Sunday, July 10, 2011

Temple and Homestay, Part 1

The hotel room is wonderful. There were two beds, one double and one twin, and SuJin let me have the double and it was amazing! I swear, the pillows here are to die for. They are so fluffy and soft and you feel like you never want to move.

We left after a Western style breakfast, including hashbrowns and eggs, to go to another temple. This temple had many building and we saw the monks doing some traditional ceremonies, which our guide said was rare for them to be doing during the day during the tourist hours. We couldn’t take any pictures of them or the Buddhas, but it was everything I expected. The shaved head, the robe, bare feet, the chanting. They explained to us that anyone can become a Buddha, which is the opposite of Christianity in that there is only one God. I love hearing about Buddhism and it fascinated me the differences between Buddhism and Christianity.

The guide told me one story that I thought was cool that I want to share. There was a male student who was very bad and did nothing right. He died young and his fellow classmates held a funeral for him because they felt sorry for him. The teacher then was called to a meeting in another country and invited the class to go with him for a learning experience. On the way, they saw a tree moving upriver and they went to investigate. A tree had grown onto the back of a fish and the fish was in so much agony he couldn’t move fast and was in constant pain. The students and teachers left but the students asked the teacher to meditate to find out what the fish’s former life had been like for him to earn such a awful fate in the next life. He found out it was the student who died shortly before and they went back the next day to perform a forgiveness ceremony for the fish. The fish asked the teacher to make a bell to play every day to remind him to not go back to his former ways in the next life. So the teacher cut the tree off the fish and made a bell that had the body of a fish and the head of a dragon. Their belief is that a fish that reaches Nirvana becomes a dragon and flies out of the water.

There were several stories like this and I guess it’s our stories like Noah’s Ark or Jonah and the whale. It was raining the entire time and I got soaked even though I had a poncho and an umbrella.

We then went back on the bus back to Busan to start our homestay. We went to a restaurant to eat that had Bulgogi burgers, and I expected hamburgers. Nope. It was a hamburger patty with a sweet onion sauce on it. It was good but I had never eaten anything like this. Then I went with SuJin to her house. One of her friends came over and we talked about English and Korean and I explained a few things to them and they taught me a few new phrases. I explained how to say “I want to” to “I wanna” and others like it. It was so fun to hear them say it this way.

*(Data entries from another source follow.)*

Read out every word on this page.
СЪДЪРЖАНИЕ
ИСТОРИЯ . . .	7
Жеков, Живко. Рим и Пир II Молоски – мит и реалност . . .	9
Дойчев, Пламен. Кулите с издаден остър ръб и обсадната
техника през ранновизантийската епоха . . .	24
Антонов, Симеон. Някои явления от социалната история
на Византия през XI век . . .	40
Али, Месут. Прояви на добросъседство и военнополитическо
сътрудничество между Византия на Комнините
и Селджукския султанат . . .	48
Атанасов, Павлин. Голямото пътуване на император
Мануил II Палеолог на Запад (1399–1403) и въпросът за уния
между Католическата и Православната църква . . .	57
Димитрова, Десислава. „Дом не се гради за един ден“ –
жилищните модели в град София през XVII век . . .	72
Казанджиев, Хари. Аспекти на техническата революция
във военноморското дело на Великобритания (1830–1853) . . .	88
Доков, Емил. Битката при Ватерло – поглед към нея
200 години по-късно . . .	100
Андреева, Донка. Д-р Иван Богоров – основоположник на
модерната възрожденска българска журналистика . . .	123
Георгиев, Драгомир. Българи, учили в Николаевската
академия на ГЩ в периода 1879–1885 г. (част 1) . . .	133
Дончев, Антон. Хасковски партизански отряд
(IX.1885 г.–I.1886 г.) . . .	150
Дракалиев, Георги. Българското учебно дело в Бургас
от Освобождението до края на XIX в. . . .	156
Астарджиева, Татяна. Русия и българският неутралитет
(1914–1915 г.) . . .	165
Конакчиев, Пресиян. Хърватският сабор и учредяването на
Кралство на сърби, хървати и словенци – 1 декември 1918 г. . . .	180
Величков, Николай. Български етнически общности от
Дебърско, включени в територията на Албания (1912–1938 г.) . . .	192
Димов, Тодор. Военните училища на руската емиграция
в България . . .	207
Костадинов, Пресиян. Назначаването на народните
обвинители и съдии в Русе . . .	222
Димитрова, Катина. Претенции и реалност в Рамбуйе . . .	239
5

They taught me slang words for hey, good bye, friend, etc.

SuJin’s mom then came home and we ate pig’s leg for supper. It was delicious. This is how you eat meat here. You get a piece a lettuce. Then you put rice, onion, a spicy sauce, and whatever else on it, and then the meat (using chopsticks of course). Then you wrap it up and shove it into your mouth. Very efficient way to eat. They put a ton of little dished on the table and you might have a small plate but everyone eats off the same plates. They normally don’t use napkins or drink water or another drink with their food.

SuJin, her friend, and I then went to a little restaurant near her house and met another friend and hung out for awhile. That’s what I told her I wanted to do: meet some of her friends. It was so much fun because there wasn’t a common language between the three of us. There were 4 languages between us, but not one we all spoke, so that was fun. I went  to sleep around 12 and SuJin let me have her bed and she slept on the extra bed in her brother’s room. Isn’t she the best?!